- Born: June 7, 1871 Llanelli, Carmarthenshire, Wales, United Kingdom
- Died: November 28, 1938 (aged 67)
- Education: Victoria University of Manchester, Cardiff University
- Occupation(s): Industrialist, businessman and local politician
- Known for: Chairman of Stephens Silica Brick Co. Ltd.
- Spouse: Margaret Emily Bryant ​ ​(m. 1899)​

= Alfred Stephens (industrialist) =

Welsh industrialist

Sir Alfred Stephens (7 June 1871 – 28 November 1938) was a Welsh business man and local politician, Chairman of Stephens Silica Brick Co. Ltd. and High Sheriff of Carmarthenshire for 1922. He was knighted in 1923.

==Early life==
Born in Llanelli, Carmarthenshire, in 1871, Stephens was the son of Daniel Stephens of The Arlais, Kidwelly, and his wife Catherine Thompson, who had been married at St Mary Redcliffe, Bristol, on 1 February 1870. His grandfathers were David Stephens, a farmer, and Thomas Thompson, a coppersmith. He was educated at the Lycée de Caen, Owens College, Manchester (a college of the Victoria University), and the University College of South Wales and Monmouthshire, taking a degree in natural science.

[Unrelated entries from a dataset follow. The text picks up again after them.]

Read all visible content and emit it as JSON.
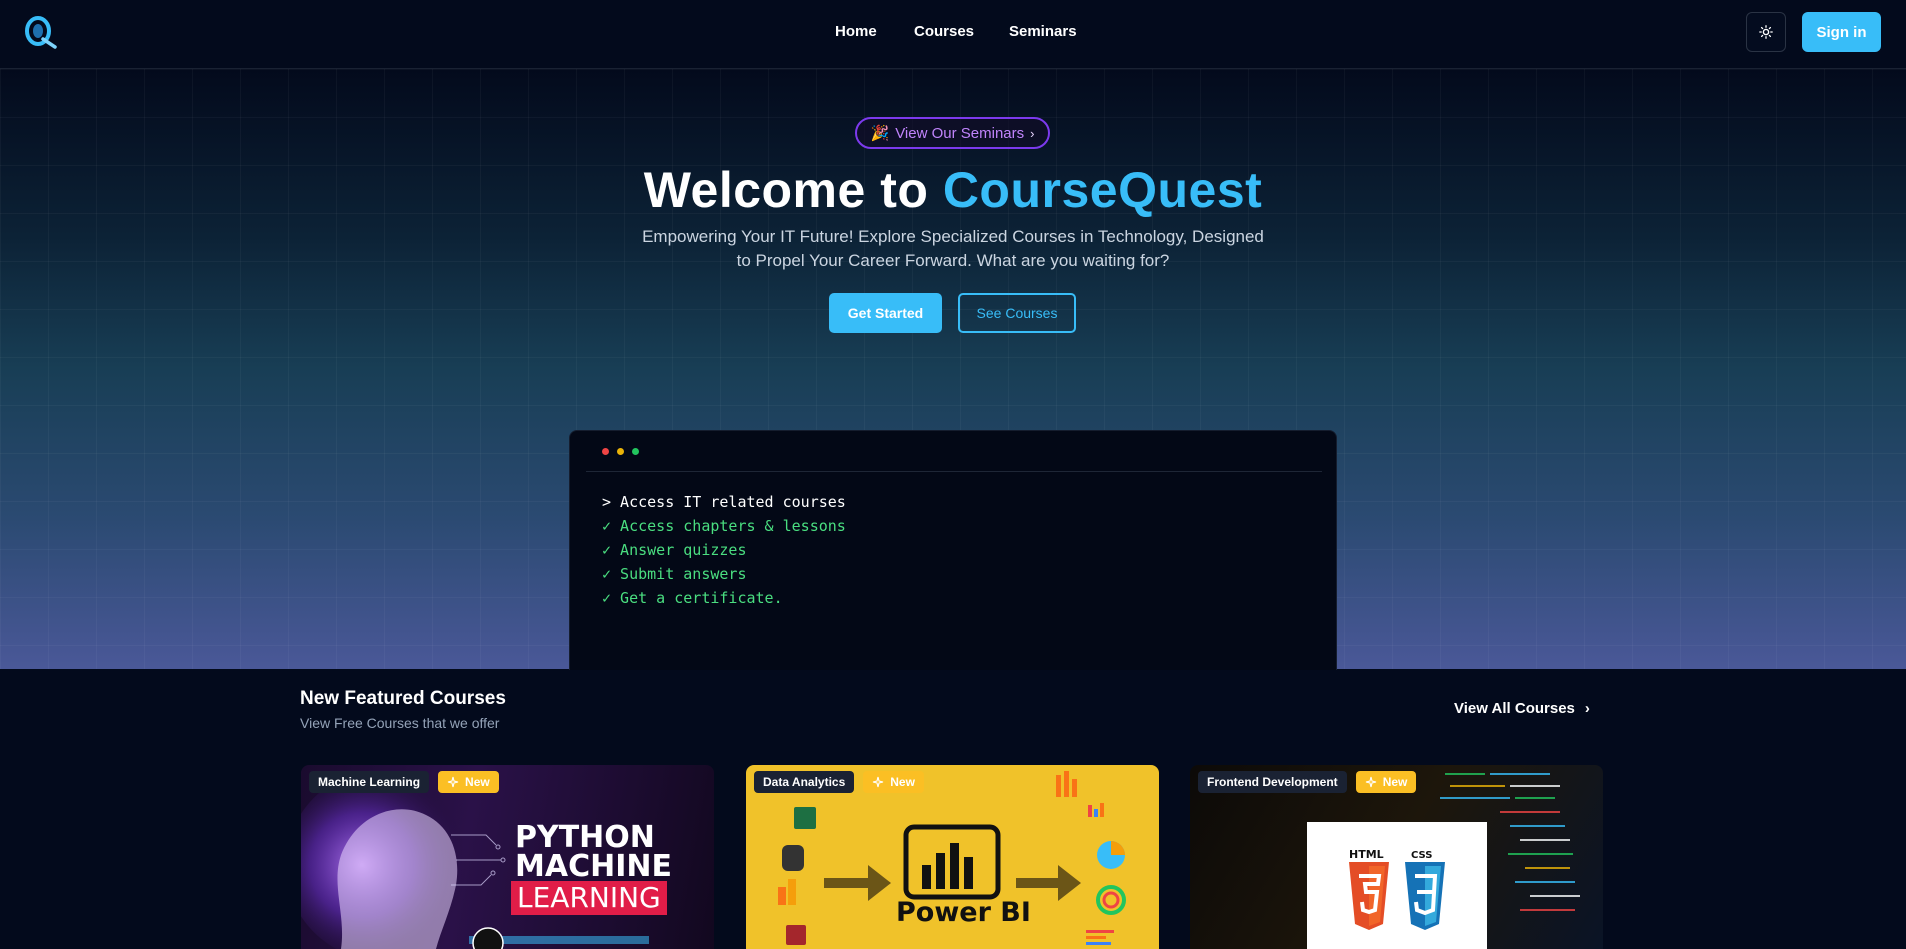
{
  "nav": {
    "links": [
      "Home",
      "Courses",
      "Seminars"
    ],
    "signin_label": "Sign in",
    "theme_icon": "sun-icon",
    "logo_icon": "coursequest-logo"
  },
  "hero": {
    "pill_emoji": "🎉",
    "pill_label": "View Our Seminars",
    "title_prefix": "Welcome to ",
    "title_brand": "CourseQuest",
    "subtitle": "Empowering Your IT Future! Explore Specialized Courses in Technology, Designed to Propel Your Career Forward. What are you waiting for?",
    "primary_label": "Get Started",
    "secondary_label": "See Courses"
  },
  "terminal": {
    "lines": [
      {
        "kind": "cmd",
        "text": "> Access IT related courses"
      },
      {
        "kind": "ok",
        "text": "✓ Access chapters & lessons"
      },
      {
        "kind": "ok",
        "text": "✓ Answer quizzes"
      },
      {
        "kind": "ok",
        "text": "✓ Submit answers"
      },
      {
        "kind": "ok",
        "text": "✓ Get a certificate."
      }
    ],
    "dot_colors": [
      "#ef4444",
      "#eab308",
      "#22c55e"
    ]
  },
  "featured": {
    "title": "New Featured Courses",
    "subtitle": "View Free Courses that we offer",
    "view_all_label": "View All Courses",
    "courses": [
      {
        "category": "Machine Learning",
        "badge": "New",
        "art_lines": [
          "PYTHON",
          "MACHINE"
        ],
        "art_highlight": "LEARNING"
      },
      {
        "category": "Data Analytics",
        "badge": "New",
        "art_text": "Power BI"
      },
      {
        "category": "Frontend Development",
        "badge": "New",
        "art_labels": [
          "HTML",
          "CSS"
        ]
      }
    ]
  },
  "colors": {
    "accent": "#38bdf8",
    "pill_border": "#7c3aed",
    "pill_text": "#c084fc",
    "success": "#4ade80",
    "new_badge": "#fbbf24"
  }
}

Stephens's father, now Alderman Daniel Stephens JP, and head of the firm of Stephens and Co., Silica Brick Manufacturers, died on 19 October 1907, leaving an estate valued for probate at £26,695, , giving an interest for life in most of it to his widow, Catherine Stephens, his house at Kidwelly and an annuity to his daughter Florence Emily Stephens, an annuity to his daughter Annie Priscilla, and the ultimate residue to his only son, Alfred.

==Career==
While pursuing his business career, Stephens was the member of Carmarthenshire County Council for Kidwelly from 1898 to 1934 and of Kidwelly Town Council from 1896 until his death, serving as Mayor for a year four times between 1902 and 1928. A justice of the peace, he was High Sheriff of Carmarthenshire for 1922, and was chairman of Stephens Silica Brick Company.

In the 1923 Birthday Honours, announced on 29 June 1923, Stephens was knighted "for public and political services in Carmarthenshire". Later that year, he was the Unionist (Conservative) candidate for Carmarthen at the election of December 1923. A Welsh speaker and an employer of labour in the constituency, he was seen as a serious contender, but lost to a Liberal, Ellis Ellis-Griffith. The election produced a hung parliament and the first-ever Labour government. Ellis-Griffith had not supported this development, and local Liberals wanted him to face the electorate over the issue. Ellis-Griffith resigned his seat, triggering the 1924 Carmarthen by-election, but did not stand again. Stephens did stand again, but lost this time to another Liberal, Sir Alfred Mond.
Stephens did not stand for parliament again.

In his later years, Stephens became Chairman of Carmarthenshire County Council and of the Towy Fishery Board and the Teify and Ayron Fishery Board. He was also a Member of the Lord Lieutenant’s Advisory Committee.

==Personal life==
In 1899, at Westbury-on-Trym, Stephens married Margaret Emily Bryant, a daughter of William Richard Bryant, of Redland, Bristol, gentleman, and they had five daughters.

In 1900, he was elected as a member of the Junior Carlton Club and also belonged to the Carmarthen and County Club. His recreations were fishing and shooting.

In 1921, Stephens gave the town of Kidwelly land for a public park.

Alfred Stephens died on 28 November 1938, aged 67, at Broomhill, Kidwelly. An obituary described him as "a leading South Wales industrialist". His widow continued to live at Broomhill, then moved to the Victoria Hotel, Sidmouth, where she died in May 1941, aged 65.